無理に伸ばそうとすると、患者さんに痛みや不安を
与える事にもなってしまうので、
それが緊張を高め、さらに拘縮が強くなるなど、
悪循環を招くことにもなってしまいます。

 

拘縮がある患者さんのケアの際には、
重力をうまく活用する事が大切です。

 

「重力をうまく活用する。

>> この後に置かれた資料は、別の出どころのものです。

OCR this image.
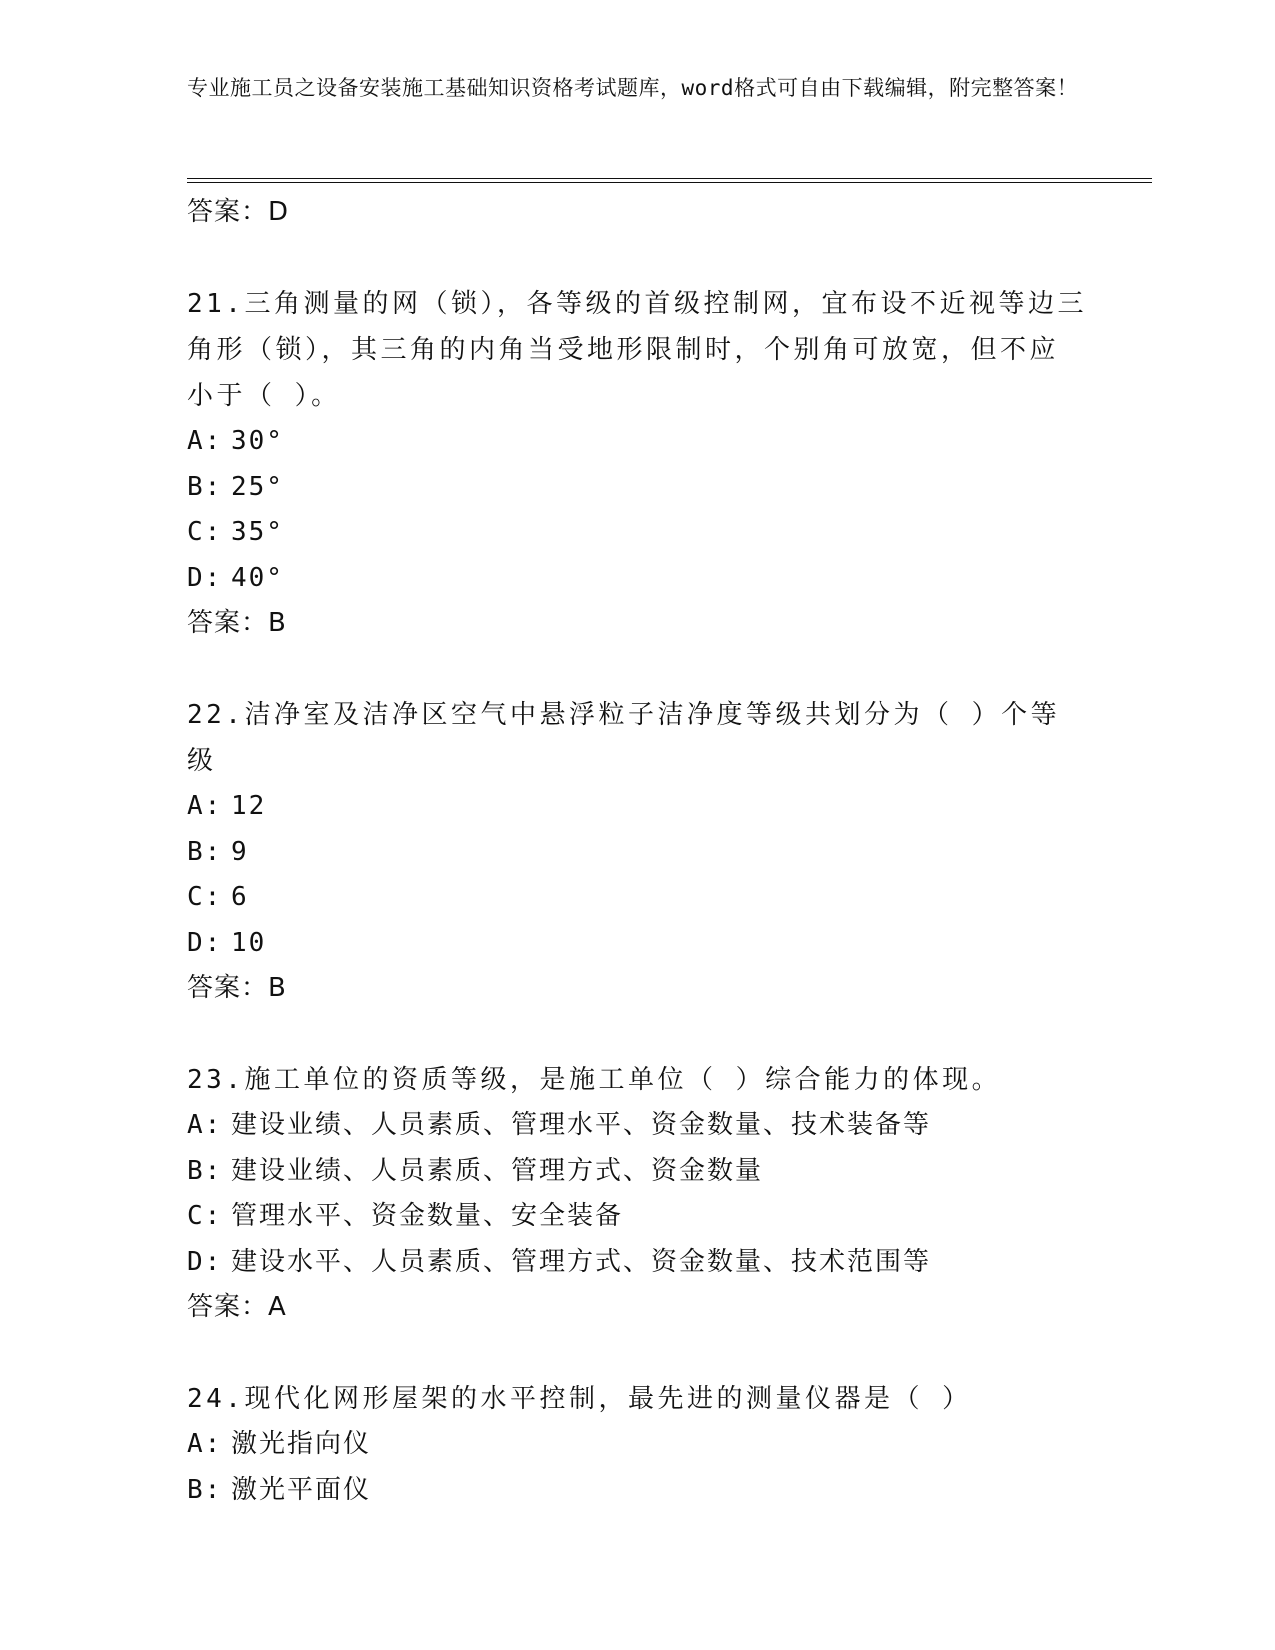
专业施工员之设备安装施工基础知识资格考试题库，word格式可自由下载编辑，附完整答案！
答案：D
21.三角测量的网（锁），各等级的首级控制网，宜布设不近视等边三角形（锁），其三角的内角当受地形限制时，个别角可放宽，但不应小于（ ）。
A: 30°
B: 25°
C: 35°
D: 40°
答案：B
22.洁净室及洁净区空气中悬浮粒子洁净度等级共划分为（ ）个等级
A: 12
B: 9
C: 6
D: 10
答案：B
23.施工单位的资质等级，是施工单位（ ）综合能力的体现。
A: 建设业绩、人员素质、管理水平、资金数量、技术装备等
B: 建设业绩、人员素质、管理方式、资金数量
C: 管理水平、资金数量、安全装备
D: 建设水平、人员素质、管理方式、资金数量、技术范围等
答案：A
24.现代化网形屋架的水平控制，最先进的测量仪器是（ ）
A: 激光指向仪
B: 激光平面仪
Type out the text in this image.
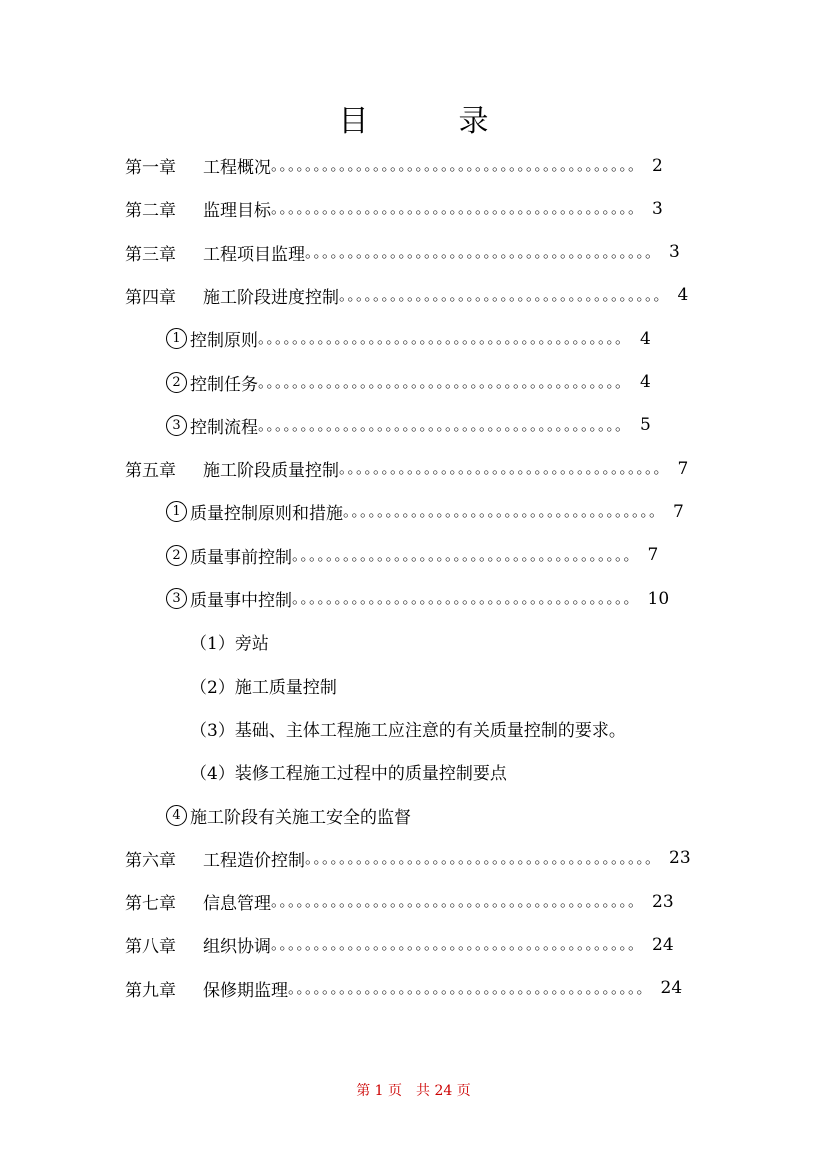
目　录
第一章	工程概况 。。。。。。。。。。。。。。。。。。。。。。。。。。。。。。。。。。。。。。。。。。。 2
第二章	监理目标 。。。。。。。。。。。。。。。。。。。。。。。。。。。。。。。。。。。。。。。。。。。 3
第三章	工程项目监理 。。。。。。。。。。。。。。。。。。。。。。。。。。。。。。。。。。。。。。。。。 3
第四章	施工阶段进度控制 。。。。。。。。。。。。。。。。。。。。。。。。。。。。。。。。。。。。。。 4
1 控制原则 。。。。。。。。。。。。。。。。。。。。。。。。。。。。。。。。。。。。。。。。。。。 4
2 控制任务 。。。。。。。。。。。。。。。。。。。。。。。。。。。。。。。。。。。。。。。。。。。 4
3 控制流程 。。。。。。。。。。。。。。。。。。。。。。。。。。。。。。。。。。。。。。。。。。。 5
第五章	施工阶段质量控制 。。。。。。。。。。。。。。。。。。。。。。。。。。。。。。。。。。。。。。 7
1 质量控制原则和措施 。。。。。。。。。。。。。。。。。。。。。。。。。。。。。。。。。。。。。 7
2 质量事前控制 。。。。。。。。。。。。。。。。。。。。。。。。。。。。。。。。。。。。。。。。 7
3 质量事中控制 。。。。。。。。。。。。。。。。。。。。。。。。。。。。。。。。。。。。。。。。 10
（1）旁站
（2）施工质量控制
（3）基础、主体工程施工应注意的有关质量控制的要求。
（4）装修工程施工过程中的质量控制要点
4 施工阶段有关施工安全的监督
第六章	工程造价控制 。。。。。。。。。。。。。。。。。。。。。。。。。。。。。。。。。。。。。。。。。 23
第七章	信息管理 。。。。。。。。。。。。。。。。。。。。。。。。。。。。。。。。。。。。。。。。。。。 23
第八章	组织协调 。。。。。。。。。。。。。。。。。。。。。。。。。。。。。。。。。。。。。。。。。。。 24
第九章	保修期监理 。。。。。。。。。。。。。。。。。。。。。。。。。。。。。。。。。。。。。。。。。。 24
第 1 页　共 24 页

」とは、
ポジショニングピローを挿入するとき、
力の向きをどのような方向にすれば重力がうまく利用できるかを
考えることです。

 

健側にも注意する

 

片麻痺のある患者さんの場合は、麻痺側ばかりに
注意を向けてしまいがちです。

 

しかし、健側にも注意しなければなりません。

 

麻痺側と一緒に健側にもポジショニングピローを使用すると、
麻痺側の安定保持を妨げてしまいます。

 

また、自力での動きを制限してしまうこともあるでしょう。

 

ですから、麻痺側だけでなく、健側もよく観察し、
健側の動きをさまたげないように、
ピローの入れ方・位置を検討することが必要です。

 

(3) 背抜き

 

背抜きとは、ズレと圧の解除のことです。

 

臥床している患者さんの頭部を挙上することを「背上げ」、
挙上した頭部を下げることを「背下げ」といいます。

 

ベッドアップ時は、身体が重力によってずり下がるのを防ぐため、
下肢を20度挙上(膝挙上)させ、
下肢挙上、背上げの準に少しずつ交互に挙上します。

 

そして、ずれ予防につながる下肢挙上の最終角度は、
20度くらいだといわれています。

 

そして、ベッドの屈曲点と股関節の屈曲点をあわせることが大切です。

 

上前腸骨棘をベッドの屈曲点にあわせるようにするとよいです。

 

背上げを行ったときは、姿勢の評価も忘れずに行いましょう。

 

姿勢が傾いていないか、足側に下がりすぎていないかを確認します。

 

股関節の屈曲点とベッドの屈曲点が合致するように注意しながら、
姿勢をまっすぐに正しましょう。

 

さて、背上げをすると、ずれ力が生じます。

 

その角度が高くなればなるほど、背中とお尻、下肢後面に
ずれ力が生じるのを防ぐことができません。

 

そこで、「背抜き」を、必ず行うようにします。

 

また、背下げ時にも、必ず背抜きを行うようにしましょう。

 

背下げのときにも、頭側にひっぱられるようなずれ力が生じます。

 

背上げのときは、必ず行っている背抜きも、
背下げのときには、つい忘れてしまうということも多いようです。

 

しかし、必ず背抜きを行い、圧を解除しなければ、
褥瘡の原因になりますし、悪化につながりますから、
必ず行うようにしてください。

 

背抜き

 

背上げを行った後は、必ず背抜きを行うようにします。

 

背抜きをするときは、両肩をしっかり支え、
背中をベッドから剥がすようにします。

 

背中の左右両側共に、完全に離れるようにしましょう。

 

そして、自分のほうにひきよせるようにし、
転落に注意しながら上半身を行い、
終わったら下肢の圧抜きを行います。

 

下肢の圧抜きは、足の付け根までしっかり剥がすようにしてから、
置きなおしましょう。

 

また、ポジショニンググローブを用いて、
ベッドに接着している体表面を
グローブをつけた手で撫でると、ずれ力がかなり少なくなります。

 

(4) 30度側臥位のポジショニング

 

30度側臥位のポジショニングは、仰臥位では仙骨に集中する圧を、
30度の傾斜によって臀部の接触面を増やし、分散できるということに、
大きなメリットがあります。

 

ですから、臨床現場では、30度側臥位で体位を整えることが多いです。

 

身体を結ぶラインが曲がっていると、
身体はバランスを整えようと筋緊張が生じます。

 

ですから、ゆがみのチェックは必ず行うようにします。

 

また、30度側臥位のポジショニングは、
痩せて臀部が削げ落ちてしまっている人や、
股関節に変形や拘縮がある人には向いていません。